LOS ANGELES—Visitors came to smell the ‘nosebushes’ this summer and enjoy other conceptional artworks at Parker Gallery’s multi-disciplinary Nut Art exhibition (May 28 – August 5, 2017). The group exhibition included ebullient new works alongside original pieces from Clayton Bailey‘s 1972 exhibition, such as former cartoonist Robert Arneson‘s severed head cookie jar and Bailey’s submerged swimmers, some of which had not been publicly exhibited since.
Despite its breadth, the show manages to come off as a unified thought. Each of the gallery’s separate spaces vibrate with common purpose, of big bangs and primordial ooze.
Nut Art is a movement founded in Northern California that flourished primarily in the late 60s and early 70s. Hyperallergic writes, frustrated with being erroneously labeled Funk, the term was coined (you can read another origin story here) by artist Roy De Forest along with other practitioners Clayton Bailey, David Gilhooly, Maija Peeples-Bright (then Maija Zack, aka Maija Woof) in conversation with writer David Zack to describe an approach to art making which embraced humor and the phantasmic.
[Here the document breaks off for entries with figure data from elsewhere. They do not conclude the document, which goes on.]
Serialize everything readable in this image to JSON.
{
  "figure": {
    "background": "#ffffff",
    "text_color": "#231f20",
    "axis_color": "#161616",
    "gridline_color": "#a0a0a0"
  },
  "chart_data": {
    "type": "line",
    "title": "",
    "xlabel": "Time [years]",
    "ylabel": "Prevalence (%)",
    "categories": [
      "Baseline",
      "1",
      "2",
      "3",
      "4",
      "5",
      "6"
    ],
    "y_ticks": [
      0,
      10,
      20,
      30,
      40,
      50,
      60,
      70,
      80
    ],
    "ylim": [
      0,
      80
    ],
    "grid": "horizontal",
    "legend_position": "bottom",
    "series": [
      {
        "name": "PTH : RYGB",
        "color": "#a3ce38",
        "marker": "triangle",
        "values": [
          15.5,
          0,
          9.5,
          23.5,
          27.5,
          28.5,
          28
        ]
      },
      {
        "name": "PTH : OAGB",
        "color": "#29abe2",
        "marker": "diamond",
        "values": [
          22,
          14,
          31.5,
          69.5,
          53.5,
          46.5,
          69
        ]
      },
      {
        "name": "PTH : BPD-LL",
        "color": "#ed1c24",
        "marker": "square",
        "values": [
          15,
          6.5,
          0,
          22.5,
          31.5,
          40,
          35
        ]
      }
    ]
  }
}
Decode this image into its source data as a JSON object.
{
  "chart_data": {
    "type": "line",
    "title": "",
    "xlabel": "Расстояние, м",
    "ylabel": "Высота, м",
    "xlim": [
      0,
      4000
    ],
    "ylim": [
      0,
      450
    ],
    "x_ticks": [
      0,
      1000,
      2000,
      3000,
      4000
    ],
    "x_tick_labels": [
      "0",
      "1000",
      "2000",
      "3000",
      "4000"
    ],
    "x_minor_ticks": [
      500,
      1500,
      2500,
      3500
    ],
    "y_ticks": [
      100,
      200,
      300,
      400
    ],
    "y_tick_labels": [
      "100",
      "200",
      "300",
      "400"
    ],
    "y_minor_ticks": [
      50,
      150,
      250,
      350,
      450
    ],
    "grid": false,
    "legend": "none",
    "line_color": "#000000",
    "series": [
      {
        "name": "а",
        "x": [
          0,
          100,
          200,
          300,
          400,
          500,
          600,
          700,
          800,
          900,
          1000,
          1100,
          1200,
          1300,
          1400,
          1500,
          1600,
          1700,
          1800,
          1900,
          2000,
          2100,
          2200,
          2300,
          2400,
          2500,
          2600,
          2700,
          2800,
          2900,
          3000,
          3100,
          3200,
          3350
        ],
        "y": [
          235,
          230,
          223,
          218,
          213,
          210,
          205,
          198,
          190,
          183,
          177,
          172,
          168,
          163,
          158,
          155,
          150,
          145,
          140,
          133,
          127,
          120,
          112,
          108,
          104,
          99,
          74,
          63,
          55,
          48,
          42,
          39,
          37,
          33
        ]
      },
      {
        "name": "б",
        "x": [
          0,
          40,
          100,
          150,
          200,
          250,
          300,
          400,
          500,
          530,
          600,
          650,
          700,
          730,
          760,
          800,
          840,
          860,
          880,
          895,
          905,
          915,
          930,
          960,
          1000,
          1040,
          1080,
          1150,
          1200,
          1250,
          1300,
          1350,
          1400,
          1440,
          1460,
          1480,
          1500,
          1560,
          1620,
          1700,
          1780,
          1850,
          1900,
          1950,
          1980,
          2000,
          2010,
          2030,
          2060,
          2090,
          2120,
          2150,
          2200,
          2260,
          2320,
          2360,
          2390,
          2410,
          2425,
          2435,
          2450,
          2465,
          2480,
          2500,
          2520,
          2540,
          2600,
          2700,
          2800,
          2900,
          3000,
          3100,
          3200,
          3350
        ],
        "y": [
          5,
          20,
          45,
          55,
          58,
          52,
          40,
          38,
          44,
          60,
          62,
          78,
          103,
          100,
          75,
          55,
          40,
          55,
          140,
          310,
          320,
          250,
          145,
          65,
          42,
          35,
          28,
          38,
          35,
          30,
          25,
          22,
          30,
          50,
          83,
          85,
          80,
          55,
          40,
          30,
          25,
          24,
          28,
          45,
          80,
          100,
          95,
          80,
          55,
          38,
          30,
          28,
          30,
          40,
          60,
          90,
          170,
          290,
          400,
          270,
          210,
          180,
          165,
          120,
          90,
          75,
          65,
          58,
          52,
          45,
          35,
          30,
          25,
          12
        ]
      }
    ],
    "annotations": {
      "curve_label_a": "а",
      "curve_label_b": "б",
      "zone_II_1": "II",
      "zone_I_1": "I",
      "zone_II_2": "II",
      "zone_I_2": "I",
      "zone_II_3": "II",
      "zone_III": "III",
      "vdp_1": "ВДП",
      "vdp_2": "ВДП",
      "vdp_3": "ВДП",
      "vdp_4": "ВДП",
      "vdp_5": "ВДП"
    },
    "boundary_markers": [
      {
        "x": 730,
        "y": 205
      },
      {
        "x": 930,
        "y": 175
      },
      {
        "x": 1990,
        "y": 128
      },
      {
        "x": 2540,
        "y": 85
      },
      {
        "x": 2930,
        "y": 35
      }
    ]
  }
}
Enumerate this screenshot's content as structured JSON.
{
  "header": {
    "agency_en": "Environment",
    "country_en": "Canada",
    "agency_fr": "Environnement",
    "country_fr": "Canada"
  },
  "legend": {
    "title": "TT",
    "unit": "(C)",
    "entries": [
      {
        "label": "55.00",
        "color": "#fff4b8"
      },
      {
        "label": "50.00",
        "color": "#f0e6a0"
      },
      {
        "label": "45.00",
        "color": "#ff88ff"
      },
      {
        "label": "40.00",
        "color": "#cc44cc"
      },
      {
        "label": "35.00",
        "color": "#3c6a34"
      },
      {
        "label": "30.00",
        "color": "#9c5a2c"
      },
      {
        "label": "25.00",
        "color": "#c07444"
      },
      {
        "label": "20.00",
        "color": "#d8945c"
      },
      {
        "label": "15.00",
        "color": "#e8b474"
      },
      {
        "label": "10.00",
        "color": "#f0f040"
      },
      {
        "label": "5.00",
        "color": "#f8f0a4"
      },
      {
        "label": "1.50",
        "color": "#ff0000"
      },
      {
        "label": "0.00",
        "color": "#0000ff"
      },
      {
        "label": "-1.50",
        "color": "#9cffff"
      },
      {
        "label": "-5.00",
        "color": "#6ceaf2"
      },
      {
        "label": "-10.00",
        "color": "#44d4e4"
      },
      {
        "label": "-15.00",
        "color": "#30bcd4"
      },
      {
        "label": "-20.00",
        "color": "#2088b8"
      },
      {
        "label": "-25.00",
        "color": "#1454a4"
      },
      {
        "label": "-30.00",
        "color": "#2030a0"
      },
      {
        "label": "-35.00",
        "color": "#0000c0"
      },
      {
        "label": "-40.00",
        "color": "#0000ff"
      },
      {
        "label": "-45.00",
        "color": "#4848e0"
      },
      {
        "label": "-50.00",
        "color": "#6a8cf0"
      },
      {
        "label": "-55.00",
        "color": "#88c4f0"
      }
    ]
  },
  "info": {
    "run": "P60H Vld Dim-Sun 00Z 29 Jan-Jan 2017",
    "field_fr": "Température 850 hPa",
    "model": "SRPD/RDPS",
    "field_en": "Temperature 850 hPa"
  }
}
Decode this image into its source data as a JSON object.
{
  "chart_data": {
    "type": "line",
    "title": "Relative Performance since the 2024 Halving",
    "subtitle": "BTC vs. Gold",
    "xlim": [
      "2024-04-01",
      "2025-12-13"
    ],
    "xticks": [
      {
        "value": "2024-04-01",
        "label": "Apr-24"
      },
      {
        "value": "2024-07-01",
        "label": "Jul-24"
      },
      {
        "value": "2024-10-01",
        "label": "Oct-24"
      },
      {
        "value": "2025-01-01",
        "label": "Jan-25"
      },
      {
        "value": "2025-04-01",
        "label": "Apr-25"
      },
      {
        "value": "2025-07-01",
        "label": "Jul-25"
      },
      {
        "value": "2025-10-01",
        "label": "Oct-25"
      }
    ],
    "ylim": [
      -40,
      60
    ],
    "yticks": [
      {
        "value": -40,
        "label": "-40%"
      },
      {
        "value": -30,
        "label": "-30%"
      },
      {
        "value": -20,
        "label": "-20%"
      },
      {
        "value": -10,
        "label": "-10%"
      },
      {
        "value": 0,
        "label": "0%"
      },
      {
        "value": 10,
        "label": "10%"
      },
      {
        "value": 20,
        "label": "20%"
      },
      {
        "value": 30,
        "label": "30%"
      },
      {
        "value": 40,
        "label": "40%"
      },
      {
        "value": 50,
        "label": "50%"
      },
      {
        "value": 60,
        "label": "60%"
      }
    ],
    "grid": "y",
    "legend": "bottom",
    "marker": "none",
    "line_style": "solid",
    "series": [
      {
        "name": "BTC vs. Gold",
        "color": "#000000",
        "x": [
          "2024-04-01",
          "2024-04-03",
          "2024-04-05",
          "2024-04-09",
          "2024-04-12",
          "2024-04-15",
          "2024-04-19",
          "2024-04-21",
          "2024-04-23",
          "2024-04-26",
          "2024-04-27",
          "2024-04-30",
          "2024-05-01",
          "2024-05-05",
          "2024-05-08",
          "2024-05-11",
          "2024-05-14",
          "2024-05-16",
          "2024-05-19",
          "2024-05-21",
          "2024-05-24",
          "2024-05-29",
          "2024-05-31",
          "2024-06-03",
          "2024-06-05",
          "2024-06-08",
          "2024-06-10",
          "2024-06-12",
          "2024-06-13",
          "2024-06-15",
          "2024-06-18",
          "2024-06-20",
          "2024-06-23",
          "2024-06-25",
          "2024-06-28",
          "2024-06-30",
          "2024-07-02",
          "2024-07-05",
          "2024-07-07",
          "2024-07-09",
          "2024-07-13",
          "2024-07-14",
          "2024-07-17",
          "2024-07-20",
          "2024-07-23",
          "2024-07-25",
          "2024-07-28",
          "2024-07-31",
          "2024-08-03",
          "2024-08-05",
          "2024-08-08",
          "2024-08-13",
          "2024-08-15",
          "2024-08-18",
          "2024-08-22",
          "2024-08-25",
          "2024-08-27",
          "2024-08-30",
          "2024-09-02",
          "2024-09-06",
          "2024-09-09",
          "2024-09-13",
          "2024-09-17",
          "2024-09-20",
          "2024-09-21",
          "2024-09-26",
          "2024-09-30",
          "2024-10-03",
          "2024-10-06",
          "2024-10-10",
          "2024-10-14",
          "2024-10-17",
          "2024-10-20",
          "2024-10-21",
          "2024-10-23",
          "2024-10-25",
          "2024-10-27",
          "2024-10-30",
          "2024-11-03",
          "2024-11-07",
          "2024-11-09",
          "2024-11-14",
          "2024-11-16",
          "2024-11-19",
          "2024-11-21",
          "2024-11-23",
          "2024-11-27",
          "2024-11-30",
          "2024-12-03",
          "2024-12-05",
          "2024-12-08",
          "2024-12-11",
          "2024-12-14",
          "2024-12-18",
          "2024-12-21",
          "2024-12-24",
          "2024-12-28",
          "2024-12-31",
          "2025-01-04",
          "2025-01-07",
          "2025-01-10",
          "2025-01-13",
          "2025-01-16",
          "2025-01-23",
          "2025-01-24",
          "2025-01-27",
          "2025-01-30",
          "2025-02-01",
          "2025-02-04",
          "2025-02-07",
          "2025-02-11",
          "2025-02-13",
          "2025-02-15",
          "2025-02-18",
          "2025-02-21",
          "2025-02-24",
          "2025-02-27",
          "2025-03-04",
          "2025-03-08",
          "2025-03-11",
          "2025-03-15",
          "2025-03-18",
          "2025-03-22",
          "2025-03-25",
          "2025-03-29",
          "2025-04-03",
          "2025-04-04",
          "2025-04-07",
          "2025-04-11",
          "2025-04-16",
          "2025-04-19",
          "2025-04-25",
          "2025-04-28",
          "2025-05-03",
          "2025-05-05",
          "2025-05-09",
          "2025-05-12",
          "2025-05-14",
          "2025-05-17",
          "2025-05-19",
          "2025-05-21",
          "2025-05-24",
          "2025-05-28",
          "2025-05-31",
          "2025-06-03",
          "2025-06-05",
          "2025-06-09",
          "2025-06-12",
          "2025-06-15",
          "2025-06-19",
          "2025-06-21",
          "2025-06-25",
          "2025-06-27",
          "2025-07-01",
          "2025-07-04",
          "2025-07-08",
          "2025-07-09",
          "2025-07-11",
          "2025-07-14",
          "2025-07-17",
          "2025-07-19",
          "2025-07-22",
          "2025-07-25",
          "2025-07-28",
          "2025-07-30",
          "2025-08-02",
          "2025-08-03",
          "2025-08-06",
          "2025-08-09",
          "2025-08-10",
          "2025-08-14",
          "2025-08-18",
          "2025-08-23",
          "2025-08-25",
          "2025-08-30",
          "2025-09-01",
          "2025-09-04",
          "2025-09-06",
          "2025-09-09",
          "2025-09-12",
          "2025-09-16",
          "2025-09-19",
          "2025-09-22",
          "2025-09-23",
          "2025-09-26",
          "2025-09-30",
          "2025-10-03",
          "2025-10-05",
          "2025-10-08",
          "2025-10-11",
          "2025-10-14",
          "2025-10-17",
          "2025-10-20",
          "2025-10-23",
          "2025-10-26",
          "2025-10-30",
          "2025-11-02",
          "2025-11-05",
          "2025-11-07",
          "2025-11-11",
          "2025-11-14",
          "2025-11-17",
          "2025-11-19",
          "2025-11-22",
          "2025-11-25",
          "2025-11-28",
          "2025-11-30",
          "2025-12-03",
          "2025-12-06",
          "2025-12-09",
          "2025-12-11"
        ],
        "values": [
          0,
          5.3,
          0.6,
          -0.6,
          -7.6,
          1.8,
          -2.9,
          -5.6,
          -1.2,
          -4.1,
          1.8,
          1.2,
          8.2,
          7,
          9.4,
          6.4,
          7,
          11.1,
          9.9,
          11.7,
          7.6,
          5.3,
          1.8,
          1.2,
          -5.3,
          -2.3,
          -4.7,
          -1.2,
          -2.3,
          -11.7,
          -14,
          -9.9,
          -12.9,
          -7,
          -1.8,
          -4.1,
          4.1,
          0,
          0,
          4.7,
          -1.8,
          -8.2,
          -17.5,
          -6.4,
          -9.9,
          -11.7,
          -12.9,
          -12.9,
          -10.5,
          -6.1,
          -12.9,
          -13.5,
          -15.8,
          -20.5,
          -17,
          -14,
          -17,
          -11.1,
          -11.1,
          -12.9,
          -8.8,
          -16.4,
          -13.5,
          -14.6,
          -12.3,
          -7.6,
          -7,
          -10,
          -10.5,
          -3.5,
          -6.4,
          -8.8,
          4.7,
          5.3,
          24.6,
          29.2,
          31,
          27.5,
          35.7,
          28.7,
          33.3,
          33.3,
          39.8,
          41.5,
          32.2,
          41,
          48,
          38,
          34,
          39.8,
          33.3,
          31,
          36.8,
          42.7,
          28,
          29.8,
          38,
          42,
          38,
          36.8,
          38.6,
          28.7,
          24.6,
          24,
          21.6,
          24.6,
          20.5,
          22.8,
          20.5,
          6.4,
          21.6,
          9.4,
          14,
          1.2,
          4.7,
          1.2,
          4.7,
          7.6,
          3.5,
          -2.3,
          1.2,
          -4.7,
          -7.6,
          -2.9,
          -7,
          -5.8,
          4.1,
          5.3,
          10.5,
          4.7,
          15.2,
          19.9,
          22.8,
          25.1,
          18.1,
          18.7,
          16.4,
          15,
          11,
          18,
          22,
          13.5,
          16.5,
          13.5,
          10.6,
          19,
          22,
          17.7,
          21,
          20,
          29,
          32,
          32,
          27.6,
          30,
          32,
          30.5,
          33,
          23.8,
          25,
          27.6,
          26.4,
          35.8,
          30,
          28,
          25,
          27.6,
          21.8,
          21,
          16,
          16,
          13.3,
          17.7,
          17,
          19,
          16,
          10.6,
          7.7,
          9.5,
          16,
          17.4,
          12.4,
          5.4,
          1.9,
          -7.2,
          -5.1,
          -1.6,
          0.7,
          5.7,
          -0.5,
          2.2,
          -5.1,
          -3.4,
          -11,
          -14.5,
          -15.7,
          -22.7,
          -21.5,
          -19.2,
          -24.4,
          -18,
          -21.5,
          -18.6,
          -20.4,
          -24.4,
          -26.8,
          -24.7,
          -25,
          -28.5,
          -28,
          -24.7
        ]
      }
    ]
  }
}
At the time, Journalists and art critics were especially fond of describing any difficult-to-categorize artist as “funky,” particularly if that artist resided in the Bay Area. A solution occurred to Bailey, De Forest, and Schlotzhauer: They could start a new art movement and, perhaps, reinvent the way others saw and communicated about their art.
A few Nut Art exhibitions shortly followed, including one organized by 1972 exhibiton at California State University Hayward. For that exhibition’s staple-bound catalog, De Forest included an exegeses of the new movement, the so-called Nut Art manifesto:
THE WORK OF A PECULIAR AND ECCENTRIC NUT CAN TRULY BE CALLED “NUT ART” … THE NUT ARTIFICER TRAVELS IN A PHANTASMAGORIC MICRO-WORLD, SMALL AND EXTREMELY COMPACT, AS IS THE LIGHT OF A DWARF STAR IMPLODING INWARD AND IN PASSAGE COLLAPSING PARADISE AND HELL TO ONE AS IT VANISHES FOREVER WITH OUR JOYS, SORROWS AND UNREQUITED LOVE.
Artists featured include Robert Arneson, Betty Bailey, Clayton Bailey, Roy De Forest, David Gilhooly, Hannah Greely, Calvin Marcus, Maija Peeples-Bright, Benjamin Reiss, Peter Saul, Sally Saul, Harold Schlotzhauer, Richard Shaw, Irvin Tepper, Chris Unterseher and Franklin Williams.